Kepala Daerah Boleh Terima Honor dari Bank Pembangunan Daerah

TEMPO Interaktif, Jakarta - Menteri Dalam Negeri Gamawan Fauzi memperbolehkan kepala daerah menerima honor dari Bank Pembangunan Daerah. Pasalnya, kepala daerah merupakan pemegang saham BPD dan ikut menentukan berbagai kebijakan BPD. “Apa tidak wajar kalau diberi honor?” kata Gamawan di kantornya akhir pekan lalu.

Ia mencontohkan, kepala daerah ikut menetapkan anggaran BPD, loan deposit ratio (ldr), nonperforming loan (npl). Kepala daerah juga mengikuti rapat pemegang saham dan rapat tahunan BPD.

Gamawan mengaku telah menjelaskan pendapatnya tersebut kepada Wakil Ketua Komisi Pemberantasan Korupsi Bidang Pencegahan Haryono Umar. Menurut Gamawan, ketentuan ini juga tak dilarang oleh Bank Indonesia. Sejak 2006, kata Gamawan, bank sentral hanya menghimbau BPD tak membayarkan lagi honor kepada kepala daerah. “Honor ini bukan termasuk korupsi,” ujarnya.

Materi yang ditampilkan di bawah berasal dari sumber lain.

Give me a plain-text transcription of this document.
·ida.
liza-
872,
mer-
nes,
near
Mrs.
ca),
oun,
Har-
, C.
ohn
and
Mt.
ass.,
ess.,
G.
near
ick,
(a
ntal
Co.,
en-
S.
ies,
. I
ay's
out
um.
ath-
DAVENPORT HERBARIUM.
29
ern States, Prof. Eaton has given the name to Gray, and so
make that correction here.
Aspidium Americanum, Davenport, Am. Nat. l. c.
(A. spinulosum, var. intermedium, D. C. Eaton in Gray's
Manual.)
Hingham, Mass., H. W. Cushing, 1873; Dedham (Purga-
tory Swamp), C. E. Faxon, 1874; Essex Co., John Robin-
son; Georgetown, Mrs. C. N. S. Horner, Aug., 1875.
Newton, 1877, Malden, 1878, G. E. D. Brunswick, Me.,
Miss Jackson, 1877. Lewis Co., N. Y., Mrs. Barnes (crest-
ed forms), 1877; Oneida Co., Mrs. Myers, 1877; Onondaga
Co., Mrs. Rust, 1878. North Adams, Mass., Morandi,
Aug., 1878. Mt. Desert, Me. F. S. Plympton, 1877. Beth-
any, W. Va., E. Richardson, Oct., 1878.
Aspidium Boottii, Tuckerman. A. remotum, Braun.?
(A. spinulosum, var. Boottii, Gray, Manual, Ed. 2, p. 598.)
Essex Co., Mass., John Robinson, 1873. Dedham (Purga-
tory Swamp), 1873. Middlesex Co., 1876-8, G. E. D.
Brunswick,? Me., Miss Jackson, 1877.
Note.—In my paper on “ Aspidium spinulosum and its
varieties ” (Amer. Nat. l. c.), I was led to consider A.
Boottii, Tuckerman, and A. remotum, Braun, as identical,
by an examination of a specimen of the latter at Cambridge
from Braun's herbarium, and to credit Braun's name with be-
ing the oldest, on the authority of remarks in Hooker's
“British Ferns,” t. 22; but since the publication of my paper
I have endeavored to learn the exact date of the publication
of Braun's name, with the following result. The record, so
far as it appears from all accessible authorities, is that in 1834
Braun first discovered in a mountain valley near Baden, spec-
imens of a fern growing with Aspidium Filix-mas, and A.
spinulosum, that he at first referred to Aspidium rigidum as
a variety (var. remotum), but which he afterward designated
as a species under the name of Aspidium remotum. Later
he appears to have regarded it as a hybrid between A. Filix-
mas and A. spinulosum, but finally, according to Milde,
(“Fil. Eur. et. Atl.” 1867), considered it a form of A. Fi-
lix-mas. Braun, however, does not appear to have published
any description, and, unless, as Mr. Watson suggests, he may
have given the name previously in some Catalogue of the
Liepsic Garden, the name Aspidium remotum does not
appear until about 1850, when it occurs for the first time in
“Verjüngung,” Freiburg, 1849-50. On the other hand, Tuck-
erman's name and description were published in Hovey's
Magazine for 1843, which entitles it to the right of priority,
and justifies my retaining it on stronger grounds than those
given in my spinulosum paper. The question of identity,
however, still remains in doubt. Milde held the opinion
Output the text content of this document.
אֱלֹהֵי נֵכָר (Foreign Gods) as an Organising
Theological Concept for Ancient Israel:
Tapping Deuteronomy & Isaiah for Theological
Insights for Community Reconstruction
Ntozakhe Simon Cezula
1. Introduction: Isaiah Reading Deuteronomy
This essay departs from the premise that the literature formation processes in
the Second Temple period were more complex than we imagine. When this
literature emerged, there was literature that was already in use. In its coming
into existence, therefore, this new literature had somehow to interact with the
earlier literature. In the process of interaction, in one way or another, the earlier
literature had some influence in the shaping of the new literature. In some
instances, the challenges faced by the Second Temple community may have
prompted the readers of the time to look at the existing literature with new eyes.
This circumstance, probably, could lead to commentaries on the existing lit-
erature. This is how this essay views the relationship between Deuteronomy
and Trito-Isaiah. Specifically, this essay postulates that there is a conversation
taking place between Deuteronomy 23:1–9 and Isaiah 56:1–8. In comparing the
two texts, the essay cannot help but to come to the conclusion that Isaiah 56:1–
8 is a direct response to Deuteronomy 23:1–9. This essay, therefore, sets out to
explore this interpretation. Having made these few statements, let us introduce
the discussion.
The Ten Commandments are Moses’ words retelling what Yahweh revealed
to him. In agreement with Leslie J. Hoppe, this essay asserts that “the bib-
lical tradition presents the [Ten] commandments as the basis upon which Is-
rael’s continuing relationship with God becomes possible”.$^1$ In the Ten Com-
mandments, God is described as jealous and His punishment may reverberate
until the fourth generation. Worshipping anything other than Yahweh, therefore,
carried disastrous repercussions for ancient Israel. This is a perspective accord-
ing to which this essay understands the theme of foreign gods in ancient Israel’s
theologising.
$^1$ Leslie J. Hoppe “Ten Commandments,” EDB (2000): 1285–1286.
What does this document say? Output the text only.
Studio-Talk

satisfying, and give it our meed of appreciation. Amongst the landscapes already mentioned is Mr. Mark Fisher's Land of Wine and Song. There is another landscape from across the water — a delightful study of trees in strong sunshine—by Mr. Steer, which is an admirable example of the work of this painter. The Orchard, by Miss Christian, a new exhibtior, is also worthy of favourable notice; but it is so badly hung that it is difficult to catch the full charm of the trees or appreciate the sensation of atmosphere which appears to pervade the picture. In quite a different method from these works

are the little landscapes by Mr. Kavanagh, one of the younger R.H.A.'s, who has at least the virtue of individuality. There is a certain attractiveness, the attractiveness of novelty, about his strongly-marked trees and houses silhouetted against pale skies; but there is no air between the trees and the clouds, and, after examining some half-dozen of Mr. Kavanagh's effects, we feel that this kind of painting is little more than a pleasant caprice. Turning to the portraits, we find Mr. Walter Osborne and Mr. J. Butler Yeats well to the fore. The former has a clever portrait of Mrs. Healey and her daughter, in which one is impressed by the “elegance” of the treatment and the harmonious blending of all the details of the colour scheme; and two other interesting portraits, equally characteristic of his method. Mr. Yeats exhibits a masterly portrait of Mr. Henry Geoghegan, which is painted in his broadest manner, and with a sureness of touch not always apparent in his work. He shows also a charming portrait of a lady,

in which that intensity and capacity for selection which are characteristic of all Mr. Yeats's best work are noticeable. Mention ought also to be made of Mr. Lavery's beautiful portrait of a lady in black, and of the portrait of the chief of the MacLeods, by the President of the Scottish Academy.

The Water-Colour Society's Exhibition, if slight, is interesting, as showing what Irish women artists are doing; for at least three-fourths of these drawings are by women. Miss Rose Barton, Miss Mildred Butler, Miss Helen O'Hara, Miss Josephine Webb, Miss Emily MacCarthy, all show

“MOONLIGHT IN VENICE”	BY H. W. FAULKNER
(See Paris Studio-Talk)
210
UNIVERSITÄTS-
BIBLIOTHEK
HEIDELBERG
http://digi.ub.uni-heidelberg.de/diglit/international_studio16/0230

Mantan Gubernur Sumatera Barat ini menilai selama ini masih ada penyamaan honor dengan fee. Seharusnya, ada pembedaan honor dengan fee dari BPD kepada kepala daerah. Gamawan menilai kepala daerah tak bisa menerima fee dari BPD. Pasalnya, fee ini bisa tergolong korupsi dan bisa dimanfaatkan kepala daerah.

Ia menjelaskan, kas daerah bisa tak disimpan di BPD. Kepala daerah bisa saja menyimpan kas di bank swasta yang ada di daerah. Tapi, ada kemungkinan kepala daerah memilih menyimpan kas di BPD sambil meminta jasa dari BPD. “Katakanlah ada jasa giro 2 persen masuk ke rekening pribadi. Ini namanya korupsi,” katanya.

Gamawan mempersilahkan aparat hukum menangkap kepala daerah yang menerima fee dari BPD. “Tangkaplah kalau ada yang seperti itu,” ujarnya.

Sebelumnya, Komisi Pemberantasan Korupsi menyatakan terdapat enam BPD yang memberikan fee kepada kepala daerah untuk kepentingan pribadi. Enam BPD itu adalah BPD Sumatera Utara, BPD Jawa Barat-Banten, BPD Jawa Tengah, BPD Jawa Timur, BPD Kalimantan Timur, dan Bank DKI.

Kepala Pusat Penerangan Kementerian Dalam Negeri Saut Situmorang menyatakan, lembaganya masih menelusuri dugaan imbalan dari BPD untuk pejabat daerah. Hasil pendalaman itu akan dikomunikasikan dengan berbagai pihak seperti KPK, bank sentral, dan Asosiasi Bank Pembangunan Daerah. “Kami tetap berpegang pada asas praduga tak bersalah dalam menelusuri fee tersebut,” ujarnya.